Americans already are making
lifestyle-changes because of high energy prices, and as most of the country is
at the start of air conditioning seasons and summer vacation, many families will
have to curtail the use of appliances or change their vacation plans in order to
be able to pay their energy bills. There are a host of innovative technologies
that could significantly reduce the energy use of heating and cooling appliances
used in residential and commercial buildings. For example, super-efficient
electric air conditioners, refrigerators and clothes washers use 25-50% less
energy than typical new models sold today. However, purchasing costs are a major
barrier preventing more widespread production, marketing, and sale. Financial
incentives can spur the purchase of these products and overcome the initial high
cost barrier and be mass-produced.
Innovative
tax
incentives for gains in energy conservation and efficiency could provide help to
families and businesses to maximize energy efficiency and conservation without
having to make large and painful lifestyle changes. Flexible, non- refundable,
tax credits for high efficiency vehicles, purchase of energy
efficient homes, or defined home improvements that reduce energy costs have been
proposed by the House Democratic Caucus Energy Task Force and are likely to be a
part of the Blue Dog Energy Plan as well.
Concluding Remarks
I
hope the Committee will be innovative and creative as you shape our country's
next energy program. We can no longer rely on the same old policies. We must
look for additional sources and resources to complement our traditional sources
of energy. America needs a balanced-forward-looking energy policy based on the
proposals that have been put before this Congress. We need a responsible
approach that will infuse our energy sector with both efficiency and
competition, seeking to protect America against emergencies in the energy
market.
However, we must take care to ensure that our energy policy fit
within the context of a fiscally responsible budget framework. I was extremely
disappointed that these
tax incentives to boost domestic
production of all forms of energy and provide consumers and businesses with the
means to better utilize current technology that improves energy efficiency were
not considered within the context of the budget process. The recently passed
$
1.35 trillion dollar
tax cut signed into law
has consumed virtually all of the available surplus and left us with very little
room to make changes in the
tax code as part of an energy
policy without dipping in to the Social security and Medicare trust fund. I do
not see how this Congress will be able to set in place a national energy policy
that is more than skeletal. The challenge this Committee faces is not only to
identify changes in
tax policy that can contribute to a
national energy policy, but also to figure out how to pay for these policies
without dipping into trust fund surpluses that we have voted to protect.

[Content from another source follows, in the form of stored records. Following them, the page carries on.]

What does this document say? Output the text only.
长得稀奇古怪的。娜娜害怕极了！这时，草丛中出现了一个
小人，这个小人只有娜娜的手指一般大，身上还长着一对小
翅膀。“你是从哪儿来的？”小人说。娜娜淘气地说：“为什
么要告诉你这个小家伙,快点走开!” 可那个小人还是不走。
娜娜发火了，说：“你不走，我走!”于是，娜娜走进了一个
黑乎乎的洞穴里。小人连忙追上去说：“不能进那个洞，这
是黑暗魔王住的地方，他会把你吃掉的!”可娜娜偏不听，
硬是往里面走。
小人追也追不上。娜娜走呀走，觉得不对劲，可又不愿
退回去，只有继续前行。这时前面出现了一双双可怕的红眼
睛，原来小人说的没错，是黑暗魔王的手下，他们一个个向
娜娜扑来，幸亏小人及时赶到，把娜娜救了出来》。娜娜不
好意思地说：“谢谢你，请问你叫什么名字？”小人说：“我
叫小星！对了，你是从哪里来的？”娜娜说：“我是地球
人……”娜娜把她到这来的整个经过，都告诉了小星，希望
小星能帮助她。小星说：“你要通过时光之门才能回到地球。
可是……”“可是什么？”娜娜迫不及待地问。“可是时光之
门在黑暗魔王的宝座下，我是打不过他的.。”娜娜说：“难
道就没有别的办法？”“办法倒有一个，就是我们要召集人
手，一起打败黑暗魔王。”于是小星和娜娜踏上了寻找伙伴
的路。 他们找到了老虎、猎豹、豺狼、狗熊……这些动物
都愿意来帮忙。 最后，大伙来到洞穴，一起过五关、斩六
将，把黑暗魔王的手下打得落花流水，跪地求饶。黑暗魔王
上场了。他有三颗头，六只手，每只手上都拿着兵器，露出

This Congress could have taken time to look at using the
Tax Code to accomplish some much-needed improvements in our
energy policy. Furthermore, it is imperative that we enact environmental and
production incentives as well as many of the other provisions that I have cited
in this testimony that we clearly need to do for the benefit of this country.
Regrettably, we have made it virtually impossible to provide for the needed
spending in the area of energy as well as other top priority issues that are
facing this country. Notwithstanding the fact that I would have far preferred to
be in a more hospitable budgetary environment for enacting some of the necessary
reforms I have just mentioned, I still strongly encourage this committee to
press forward as far as possible in outlining a workable national energy policy.
Thank you for your consideration and attentiveness this afternoon.